In any case, if as a practical matter a fair apportionment of the national debt of the United States could be determined – which cannot be done – it would not be payable to the government designated as the United States of America. It would be payable directly to the individual bondholders of that debt. If the goal is a proportional sharing of this debt, then the Republic of Texas is justified in awaiting the day when the United States begins to pay off these bondholders, when it might retire its share of the debt in like proportion. But who is fooling whom in this charade? Any reasonable person knows full well that the United States has no intention of ever attempting to pay off any part of its $30 trillion dollar debt, since this enormous sum cannot be repaid. Clearly, any clamor to impose upon Texas a “fair share” of the national debt is nothing more than an exit tax, whose sole purpose is not equity but confiscation, and furthermore an odious debt as previously defined.
But why should the central state want to shift off its national debt? According to the Keynesian and Modern Monetary ideologies that rule Federal economic policy, debt is a good thing; national debt creates wealth, creates jobs, and prospers economic activity in general. Under this prescription, a reduction of the national debt, to say nothing of its eventual elimination, was never contemplated. Texans therefore could not in good conscience impose their hillbilly household views of debt on a Federal government whose celebrated luminaries of Northeastern academe champion a robust national debt. Texans will magnanimously forgo any claim on this treasured debt. Logic, justice, and the big-hearted cowboy way demand that they must leave it as a parting gift.

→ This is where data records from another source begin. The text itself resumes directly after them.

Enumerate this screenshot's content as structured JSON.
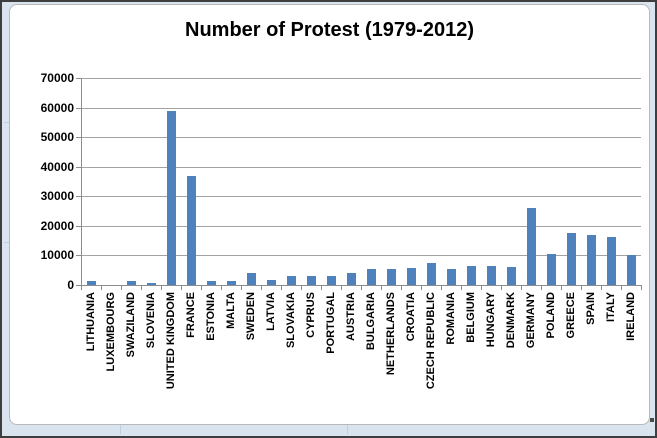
{
  "window": {
    "background_color": "#d9e4ef",
    "border_color": "#3e3e3e",
    "panel_color": "#ffffff"
  },
  "chart_data": {
    "type": "bar",
    "title": "Number of Protest (1979-2012)",
    "categories": [
      "LITHUANIA",
      "LUXEMBOURG",
      "SWAZILAND",
      "SLOVENIA",
      "UNITED KINGDOM",
      "FRANCE",
      "ESTONIA",
      "MALTA",
      "SWEDEN",
      "LATVIA",
      "SLOVAKIA",
      "CYPRUS",
      "PORTUGAL",
      "AUSTRIA",
      "BULGARIA",
      "NETHERLANDS",
      "CROATIA",
      "CZECH REPUBLIC",
      "ROMANIA",
      "BELGIUM",
      "HUNGARY",
      "DENMARK",
      "GERMANY",
      "POLAND",
      "GREECE",
      "SPAIN",
      "ITALY",
      "IRELAND"
    ],
    "values": [
      1500,
      100,
      1200,
      800,
      59000,
      37000,
      1200,
      1400,
      4000,
      1800,
      3000,
      2900,
      3200,
      4200,
      5300,
      5400,
      5800,
      7400,
      5400,
      6400,
      6500,
      6100,
      26000,
      10400,
      17500,
      17000,
      16400,
      10300
    ],
    "xlabel": "",
    "ylabel": "",
    "ylim": [
      0,
      70000
    ],
    "yticks": [
      0,
      10000,
      20000,
      30000,
      40000,
      50000,
      60000,
      70000
    ],
    "grid": true,
    "legend_position": "none",
    "bar_color": "#4f81bd",
    "gridline_color": "#a3a3a3"
  }
}
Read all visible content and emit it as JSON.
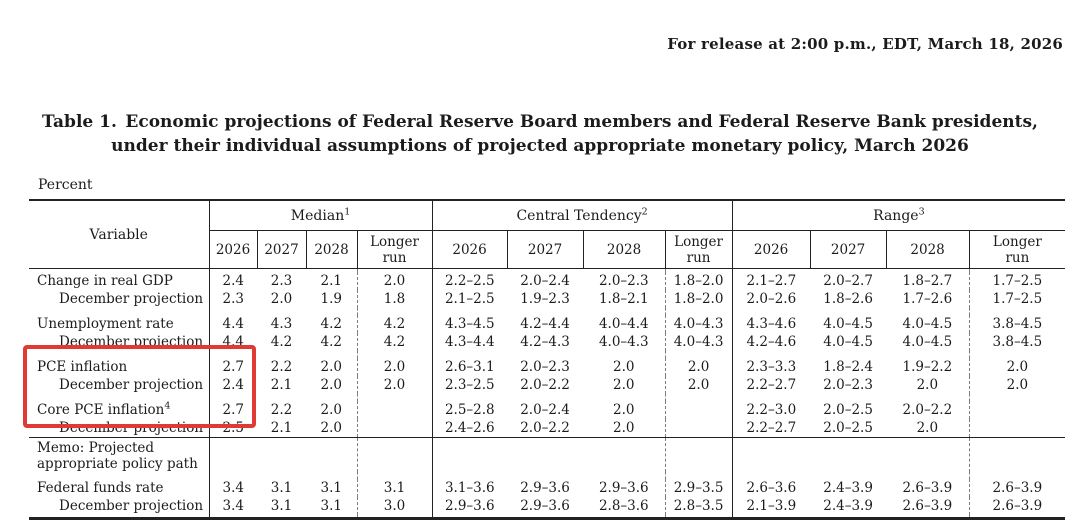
{
  "page": {
    "release_line": "For release at 2:00 p.m., EDT, March 18, 2026",
    "title_line1": "Table 1. Economic projections of Federal Reserve Board members and Federal Reserve Bank presidents,",
    "title_line2": "under their individual assumptions of projected appropriate monetary policy, March 2026",
    "unit_label": "Percent"
  },
  "table": {
    "variable_header": "Variable",
    "groups": [
      {
        "label": "Median",
        "footnote": "1"
      },
      {
        "label": "Central Tendency",
        "footnote": "2"
      },
      {
        "label": "Range",
        "footnote": "3"
      }
    ],
    "year_columns": [
      "2026",
      "2027",
      "2028",
      "Longer\nrun"
    ],
    "rows": [
      {
        "type": "data",
        "label": "Change in real GDP",
        "indent": false,
        "footnote": "",
        "values": [
          "2.4",
          "2.3",
          "2.1",
          "2.0",
          "2.2–2.5",
          "2.0–2.4",
          "2.0–2.3",
          "1.8–2.0",
          "2.1–2.7",
          "2.0–2.7",
          "1.8–2.7",
          "1.7–2.5"
        ]
      },
      {
        "type": "data",
        "label": "December projection",
        "indent": true,
        "footnote": "",
        "values": [
          "2.3",
          "2.0",
          "1.9",
          "1.8",
          "2.1–2.5",
          "1.9–2.3",
          "1.8–2.1",
          "1.8–2.0",
          "2.0–2.6",
          "1.8–2.6",
          "1.7–2.6",
          "1.7–2.5"
        ]
      },
      {
        "type": "gap"
      },
      {
        "type": "data",
        "label": "Unemployment rate",
        "indent": false,
        "footnote": "",
        "values": [
          "4.4",
          "4.3",
          "4.2",
          "4.2",
          "4.3–4.5",
          "4.2–4.4",
          "4.0–4.4",
          "4.0–4.3",
          "4.3–4.6",
          "4.0–4.5",
          "4.0–4.5",
          "3.8–4.5"
        ]
      },
      {
        "type": "data",
        "label": "December projection",
        "indent": true,
        "footnote": "",
        "values": [
          "4.4",
          "4.2",
          "4.2",
          "4.2",
          "4.3–4.4",
          "4.2–4.3",
          "4.0–4.3",
          "4.0–4.3",
          "4.2–4.6",
          "4.0–4.5",
          "4.0–4.5",
          "3.8–4.5"
        ]
      },
      {
        "type": "gap"
      },
      {
        "type": "data",
        "label": "PCE inflation",
        "indent": false,
        "footnote": "",
        "values": [
          "2.7",
          "2.2",
          "2.0",
          "2.0",
          "2.6–3.1",
          "2.0–2.3",
          "2.0",
          "2.0",
          "2.3–3.3",
          "1.8–2.4",
          "1.9–2.2",
          "2.0"
        ]
      },
      {
        "type": "data",
        "label": "December projection",
        "indent": true,
        "footnote": "",
        "values": [
          "2.4",
          "2.1",
          "2.0",
          "2.0",
          "2.3–2.5",
          "2.0–2.2",
          "2.0",
          "2.0",
          "2.2–2.7",
          "2.0–2.3",
          "2.0",
          "2.0"
        ]
      },
      {
        "type": "gap"
      },
      {
        "type": "data",
        "label": "Core PCE inflation",
        "indent": false,
        "footnote": "4",
        "values": [
          "2.7",
          "2.2",
          "2.0",
          "",
          "2.5–2.8",
          "2.0–2.4",
          "2.0",
          "",
          "2.2–3.0",
          "2.0–2.5",
          "2.0–2.2",
          ""
        ]
      },
      {
        "type": "data",
        "label": "December projection",
        "indent": true,
        "footnote": "",
        "values": [
          "2.5",
          "2.1",
          "2.0",
          "",
          "2.4–2.6",
          "2.0–2.2",
          "2.0",
          "",
          "2.2–2.7",
          "2.0–2.5",
          "2.0",
          ""
        ]
      },
      {
        "type": "memo",
        "label_lines": [
          "Memo: Projected",
          "appropriate policy path"
        ],
        "values": [
          "",
          "",
          "",
          "",
          "",
          "",
          "",
          "",
          "",
          "",
          "",
          ""
        ]
      },
      {
        "type": "gap"
      },
      {
        "type": "data",
        "label": "Federal funds rate",
        "indent": false,
        "footnote": "",
        "values": [
          "3.4",
          "3.1",
          "3.1",
          "3.1",
          "3.1–3.6",
          "2.9–3.6",
          "2.9–3.6",
          "2.9–3.5",
          "2.6–3.6",
          "2.4–3.9",
          "2.6–3.9",
          "2.6–3.9"
        ]
      },
      {
        "type": "data",
        "label": "December projection",
        "indent": true,
        "footnote": "",
        "values": [
          "3.4",
          "3.1",
          "3.1",
          "3.0",
          "2.9–3.6",
          "2.9–3.6",
          "2.8–3.6",
          "2.8–3.5",
          "2.1–3.9",
          "2.4–3.9",
          "2.6–3.9",
          "2.6–3.9"
        ]
      }
    ]
  },
  "annotation": {
    "highlight_color": "#e03a35"
  }
}
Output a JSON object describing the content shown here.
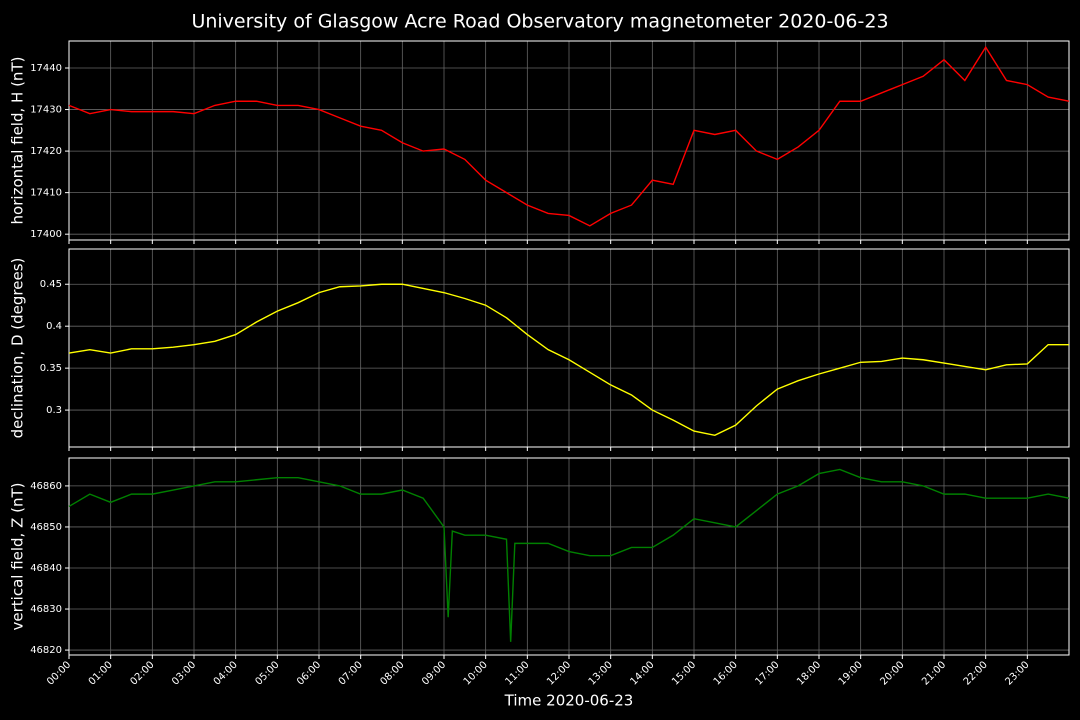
{
  "title": "University of Glasgow Acre Road Observatory magnetometer 2020-06-23",
  "chart_data": [
    {
      "type": "line",
      "ylabel": "horizontal field, H (nT)",
      "color": "#ff0000",
      "grid": true,
      "xlim": [
        0,
        24
      ],
      "ylim": [
        17398.6,
        17446.5
      ],
      "yticks": [
        17400,
        17410,
        17420,
        17430,
        17440
      ],
      "xticks": [
        0,
        1,
        2,
        3,
        4,
        5,
        6,
        7,
        8,
        9,
        10,
        11,
        12,
        13,
        14,
        15,
        16,
        17,
        18,
        19,
        20,
        21,
        22,
        23
      ],
      "x": [
        0,
        0.5,
        1,
        1.5,
        2,
        2.5,
        3,
        3.5,
        4,
        4.5,
        5,
        5.5,
        6,
        6.5,
        7,
        7.5,
        8,
        8.5,
        9,
        9.5,
        10,
        10.5,
        11,
        11.5,
        12,
        12.5,
        13,
        13.5,
        14,
        14.5,
        15,
        15.5,
        16,
        16.5,
        17,
        17.5,
        18,
        18.5,
        19,
        19.5,
        20,
        20.5,
        21,
        21.5,
        22,
        22.5,
        23,
        23.5,
        24
      ],
      "values": [
        17431,
        17429,
        17430,
        17429.5,
        17429.5,
        17429.5,
        17429,
        17431,
        17432,
        17432,
        17431,
        17431,
        17430,
        17428,
        17426,
        17425,
        17422,
        17420,
        17420.5,
        17418,
        17413,
        17410,
        17407,
        17405,
        17404.5,
        17402,
        17405,
        17407,
        17413,
        17412,
        17425,
        17424,
        17425,
        17420,
        17418,
        17421,
        17425,
        17432,
        17432,
        17434,
        17436,
        17438,
        17442,
        17437,
        17445,
        17437,
        17436,
        17433,
        17432
      ]
    },
    {
      "type": "line",
      "ylabel": "declination, D (degrees)",
      "color": "#ffff00",
      "grid": true,
      "xlim": [
        0,
        24
      ],
      "ylim": [
        0.256,
        0.492
      ],
      "yticks": [
        0.3,
        0.35,
        0.4,
        0.45
      ],
      "xticks": [
        0,
        1,
        2,
        3,
        4,
        5,
        6,
        7,
        8,
        9,
        10,
        11,
        12,
        13,
        14,
        15,
        16,
        17,
        18,
        19,
        20,
        21,
        22,
        23
      ],
      "x": [
        0,
        0.5,
        1,
        1.5,
        2,
        2.5,
        3,
        3.5,
        4,
        4.5,
        5,
        5.5,
        6,
        6.5,
        7,
        7.5,
        8,
        8.5,
        9,
        9.5,
        10,
        10.5,
        11,
        11.5,
        12,
        12.5,
        13,
        13.5,
        14,
        14.5,
        15,
        15.5,
        16,
        16.5,
        17,
        17.5,
        18,
        18.5,
        19,
        19.5,
        20,
        20.5,
        21,
        21.5,
        22,
        22.5,
        23,
        23.5,
        24
      ],
      "values": [
        0.368,
        0.372,
        0.368,
        0.373,
        0.373,
        0.375,
        0.378,
        0.382,
        0.39,
        0.405,
        0.418,
        0.428,
        0.44,
        0.447,
        0.448,
        0.45,
        0.45,
        0.445,
        0.44,
        0.433,
        0.425,
        0.41,
        0.39,
        0.372,
        0.36,
        0.345,
        0.33,
        0.318,
        0.3,
        0.288,
        0.275,
        0.27,
        0.282,
        0.305,
        0.325,
        0.335,
        0.343,
        0.35,
        0.357,
        0.358,
        0.362,
        0.36,
        0.356,
        0.352,
        0.348,
        0.354,
        0.355,
        0.378,
        0.378
      ]
    },
    {
      "type": "line",
      "ylabel": "vertical field, Z (nT)",
      "xlabel": "Time 2020-06-23",
      "color": "#008000",
      "grid": true,
      "xlim": [
        0,
        24
      ],
      "ylim": [
        46818.8,
        46866.8
      ],
      "yticks": [
        46820,
        46830,
        46840,
        46850,
        46860
      ],
      "xticks": [
        {
          "value": 0,
          "label": "00:00"
        },
        {
          "value": 1,
          "label": "01:00"
        },
        {
          "value": 2,
          "label": "02:00"
        },
        {
          "value": 3,
          "label": "03:00"
        },
        {
          "value": 4,
          "label": "04:00"
        },
        {
          "value": 5,
          "label": "05:00"
        },
        {
          "value": 6,
          "label": "06:00"
        },
        {
          "value": 7,
          "label": "07:00"
        },
        {
          "value": 8,
          "label": "08:00"
        },
        {
          "value": 9,
          "label": "09:00"
        },
        {
          "value": 10,
          "label": "10:00"
        },
        {
          "value": 11,
          "label": "11:00"
        },
        {
          "value": 12,
          "label": "12:00"
        },
        {
          "value": 13,
          "label": "13:00"
        },
        {
          "value": 14,
          "label": "14:00"
        },
        {
          "value": 15,
          "label": "15:00"
        },
        {
          "value": 16,
          "label": "16:00"
        },
        {
          "value": 17,
          "label": "17:00"
        },
        {
          "value": 18,
          "label": "18:00"
        },
        {
          "value": 19,
          "label": "19:00"
        },
        {
          "value": 20,
          "label": "20:00"
        },
        {
          "value": 21,
          "label": "21:00"
        },
        {
          "value": 22,
          "label": "22:00"
        },
        {
          "value": 23,
          "label": "23:00"
        }
      ],
      "x": [
        0,
        0.5,
        1,
        1.5,
        2,
        2.5,
        3,
        3.5,
        4,
        4.5,
        5,
        5.5,
        6,
        6.5,
        7,
        7.5,
        8,
        8.5,
        9,
        9.1,
        9.2,
        9.5,
        10,
        10.5,
        10.6,
        10.7,
        11,
        11.5,
        12,
        12.5,
        13,
        13.5,
        14,
        14.5,
        15,
        15.5,
        16,
        16.5,
        17,
        17.5,
        18,
        18.5,
        19,
        19.5,
        20,
        20.5,
        21,
        21.5,
        22,
        22.5,
        23,
        23.5,
        24
      ],
      "values": [
        46855,
        46858,
        46856,
        46858,
        46858,
        46859,
        46860,
        46861,
        46861,
        46861.5,
        46862,
        46862,
        46861,
        46860,
        46858,
        46858,
        46859,
        46857,
        46850,
        46828,
        46849,
        46848,
        46848,
        46847,
        46822,
        46846,
        46846,
        46846,
        46844,
        46843,
        46843,
        46845,
        46845,
        46848,
        46852,
        46851,
        46850,
        46854,
        46858,
        46860,
        46863,
        46864,
        46862,
        46861,
        46861,
        46860,
        46858,
        46858,
        46857,
        46857,
        46857,
        46858,
        46857
      ]
    }
  ]
}
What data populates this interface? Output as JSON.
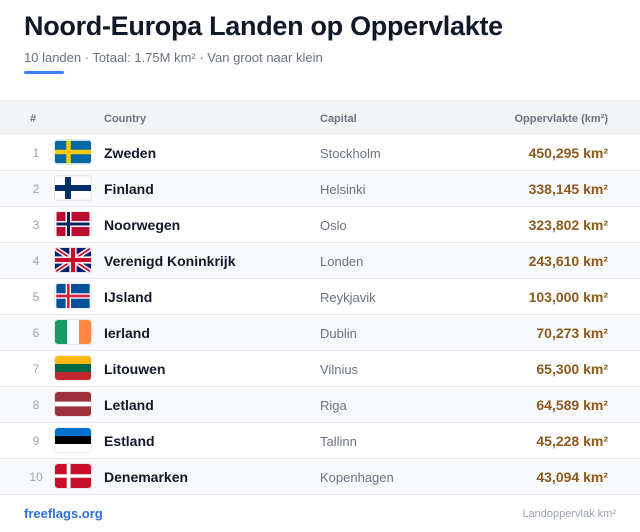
{
  "header": {
    "title": "Noord-Europa Landen op Oppervlakte",
    "subtitle": "10 landen · Totaal: 1.75M km² · Van groot naar klein"
  },
  "table": {
    "columns": {
      "num": "#",
      "country": "Country",
      "capital": "Capital",
      "area": "Oppervlakte (km²)"
    },
    "rows": [
      {
        "rank": "1",
        "country": "Zweden",
        "capital": "Stockholm",
        "area": "450,295 km²",
        "flag": "sweden-flag-icon"
      },
      {
        "rank": "2",
        "country": "Finland",
        "capital": "Helsinki",
        "area": "338,145 km²",
        "flag": "finland-flag-icon"
      },
      {
        "rank": "3",
        "country": "Noorwegen",
        "capital": "Oslo",
        "area": "323,802 km²",
        "flag": "norway-flag-icon"
      },
      {
        "rank": "4",
        "country": "Verenigd Koninkrijk",
        "capital": "Londen",
        "area": "243,610 km²",
        "flag": "uk-flag-icon"
      },
      {
        "rank": "5",
        "country": "IJsland",
        "capital": "Reykjavik",
        "area": "103,000 km²",
        "flag": "iceland-flag-icon"
      },
      {
        "rank": "6",
        "country": "Ierland",
        "capital": "Dublin",
        "area": "70,273 km²",
        "flag": "ireland-flag-icon"
      },
      {
        "rank": "7",
        "country": "Litouwen",
        "capital": "Vilnius",
        "area": "65,300 km²",
        "flag": "lithuania-flag-icon"
      },
      {
        "rank": "8",
        "country": "Letland",
        "capital": "Riga",
        "area": "64,589 km²",
        "flag": "latvia-flag-icon"
      },
      {
        "rank": "9",
        "country": "Estland",
        "capital": "Tallinn",
        "area": "45,228 km²",
        "flag": "estonia-flag-icon"
      },
      {
        "rank": "10",
        "country": "Denemarken",
        "capital": "Kopenhagen",
        "area": "43,094 km²",
        "flag": "denmark-flag-icon"
      }
    ]
  },
  "footer": {
    "source": "freeflags.org",
    "note": "Landoppervlak km²"
  },
  "colors": {
    "accent": "#3b82f6",
    "area_text": "#8a5a1e",
    "link": "#2f6fd8"
  }
}
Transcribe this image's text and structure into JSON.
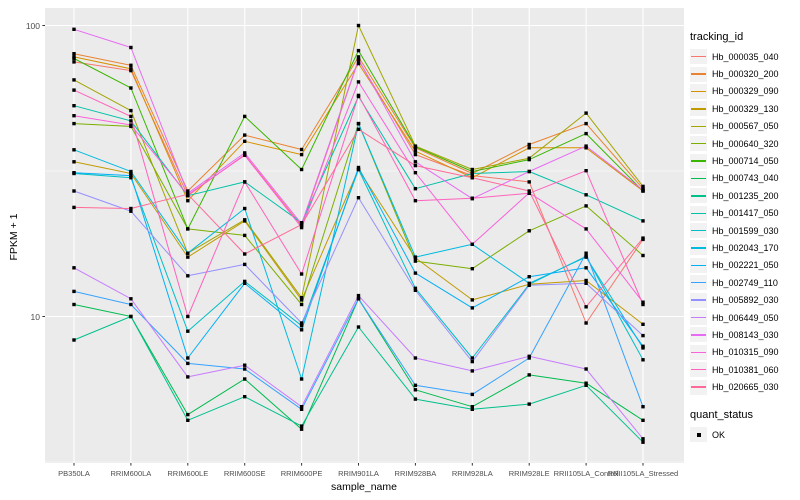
{
  "chart_data": {
    "type": "line",
    "title": "",
    "xlabel": "sample_name",
    "ylabel": "FPKM + 1",
    "y_scale": "log10",
    "ylim": [
      3.0,
      114.0
    ],
    "y_major_ticks": [
      10,
      100
    ],
    "y_tick_labels": [
      "10",
      "100"
    ],
    "y_minor_ticks": [
      3.1623,
      31.6228
    ],
    "grid": true,
    "legend_position": "right",
    "marker": "black-square",
    "categories": [
      "PB350LA",
      "RRIM600LA",
      "RRIM600LE",
      "RRIM600SE",
      "RRIM600PE",
      "RRIM901LA",
      "RRIM928BA",
      "RRIM928LA",
      "RRIM928LE",
      "RRII105LA_Control",
      "RRII105LA_Stressed"
    ],
    "series": [
      {
        "name": "Hb_000035_040",
        "color": "#F8766D",
        "values": [
          75,
          70,
          26,
          36,
          20.5,
          76,
          36,
          30.5,
          29,
          9.5,
          18.4
        ]
      },
      {
        "name": "Hb_000320_200",
        "color": "#EA8331",
        "values": [
          80,
          73,
          27,
          42,
          37.5,
          78,
          38,
          31,
          39,
          46,
          27.5
        ]
      },
      {
        "name": "Hb_000329_090",
        "color": "#D89000",
        "values": [
          78,
          71,
          25,
          40,
          36,
          74,
          37,
          30,
          38,
          38,
          27
        ]
      },
      {
        "name": "Hb_000329_130",
        "color": "#C09B00",
        "values": [
          34,
          31,
          16,
          21.3,
          11.4,
          32,
          15.9,
          11.4,
          12.9,
          13.3,
          9.4
        ]
      },
      {
        "name": "Hb_000567_050",
        "color": "#A3A500",
        "values": [
          65,
          51,
          16.5,
          21.5,
          11.6,
          100,
          38.5,
          32,
          35,
          50,
          28
        ]
      },
      {
        "name": "Hb_000640_320",
        "color": "#7CAE00",
        "values": [
          46,
          45,
          20,
          19,
          11,
          46,
          15.5,
          14.6,
          19.7,
          24,
          16.2
        ]
      },
      {
        "name": "Hb_000714_050",
        "color": "#39B600",
        "values": [
          77,
          61,
          20,
          48.7,
          32,
          82,
          38.3,
          31.5,
          34.6,
          42.5,
          27
        ]
      },
      {
        "name": "Hb_000743_040",
        "color": "#00BB4E",
        "values": [
          11,
          10,
          4.6,
          6.1,
          4.1,
          11.5,
          5.6,
          4.9,
          6.3,
          5.9,
          4.4
        ]
      },
      {
        "name": "Hb_001235_200",
        "color": "#00C08B",
        "values": [
          8.3,
          10,
          4.4,
          5.3,
          4.2,
          9.2,
          5.2,
          4.8,
          5.0,
          5.8,
          3.7
        ]
      },
      {
        "name": "Hb_001417_050",
        "color": "#00C1A7",
        "values": [
          53,
          47,
          26,
          29,
          21,
          57,
          27.5,
          31,
          31.5,
          26.2,
          21.3
        ]
      },
      {
        "name": "Hb_001599_030",
        "color": "#00BFC4",
        "values": [
          31,
          30,
          8.9,
          13.2,
          9.3,
          32,
          12.5,
          7.2,
          12.9,
          16.1,
          7.1
        ]
      },
      {
        "name": "Hb_002043_170",
        "color": "#00BAE0",
        "values": [
          37.4,
          31.5,
          16.5,
          23.5,
          6.1,
          46,
          16,
          17.7,
          13,
          16,
          7.8
        ]
      },
      {
        "name": "Hb_002221_050",
        "color": "#00B0F6",
        "values": [
          31.2,
          30.5,
          7.2,
          13,
          9,
          32.5,
          14.1,
          10.7,
          13.7,
          14.7,
          7.9
        ]
      },
      {
        "name": "Hb_002749_110",
        "color": "#35A2FF",
        "values": [
          12.2,
          11,
          6.9,
          6.6,
          4.8,
          11.5,
          5.8,
          5.4,
          7.2,
          16.5,
          4.9
        ]
      },
      {
        "name": "Hb_005892_030",
        "color": "#9590FF",
        "values": [
          27,
          23,
          13.8,
          15.1,
          9.5,
          25.6,
          12.3,
          7.0,
          12.8,
          13,
          8.6
        ]
      },
      {
        "name": "Hb_006449_050",
        "color": "#C77CFF",
        "values": [
          14.7,
          11.5,
          6.2,
          6.8,
          4.9,
          11.8,
          7.2,
          6.5,
          7.3,
          6.6,
          3.8
        ]
      },
      {
        "name": "Hb_008143_030",
        "color": "#E76BF3",
        "values": [
          97,
          84,
          26.5,
          36.5,
          20.8,
          76.5,
          34,
          25.4,
          31.5,
          38.5,
          27.2
        ]
      },
      {
        "name": "Hb_010315_090",
        "color": "#FA62DB",
        "values": [
          49,
          45.5,
          26.2,
          35.8,
          20.2,
          64,
          31.2,
          17.7,
          26.6,
          20,
          11.2
        ]
      },
      {
        "name": "Hb_010381_060",
        "color": "#FF62BC",
        "values": [
          60,
          48.7,
          10,
          29,
          14,
          57.5,
          25,
          25.5,
          26.5,
          31.7,
          11
        ]
      },
      {
        "name": "Hb_020665_030",
        "color": "#FF6A98",
        "values": [
          23.7,
          23.5,
          26.3,
          16.4,
          20.7,
          44,
          33,
          30,
          27,
          10.8,
          18.6
        ]
      }
    ]
  },
  "legend": {
    "tracking_title": "tracking_id",
    "quant_title": "quant_status",
    "quant_items": [
      {
        "label": "OK",
        "marker": "black-square"
      }
    ]
  },
  "colors": {
    "panel_bg": "#EBEBEB",
    "grid": "#FFFFFF",
    "tick_label": "#4D4D4D",
    "axis_title": "#000000",
    "point": "#000000",
    "legend_key_bg": "#F2F2F2"
  }
}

Finally, one must not be blind to the elephant in the room: One of the very reasons for choosing secession in the first place is the fact that Texans wish to escape the destructive indebtedness of the United States. It is absurd that they should cast it off, only to pick it up again in the republic formed to escape it. It is duplicitous to assert that “the elected representatives of Texas voted to augment the debt,” when every honest person is aware of the political framework that made that debt possible. That framework rests on “pork barrel” politics of majoritarian absolutism, on beggaring member States in the name of the “common good,” and in general on the fiction that there exists a “society” that may be plundered without consequence to the individual members of which it is constituted.
But let us assume for completeness of argument that by their saber-rattling and intimidation, the functionaries of the United States impose a part of its debt on the Republic of Texas. Very well: Any fictitious accounting may impose any number it pleases. The Republic of Texas does not fold to the poker bluff of international banking. Let the world know that the Republic of Texas cheerfully and in advance announces that it will repudiate every last penny of the exit tax of apportioned debt. The Gordian Knot of debt settlement is untangled with a single stroke.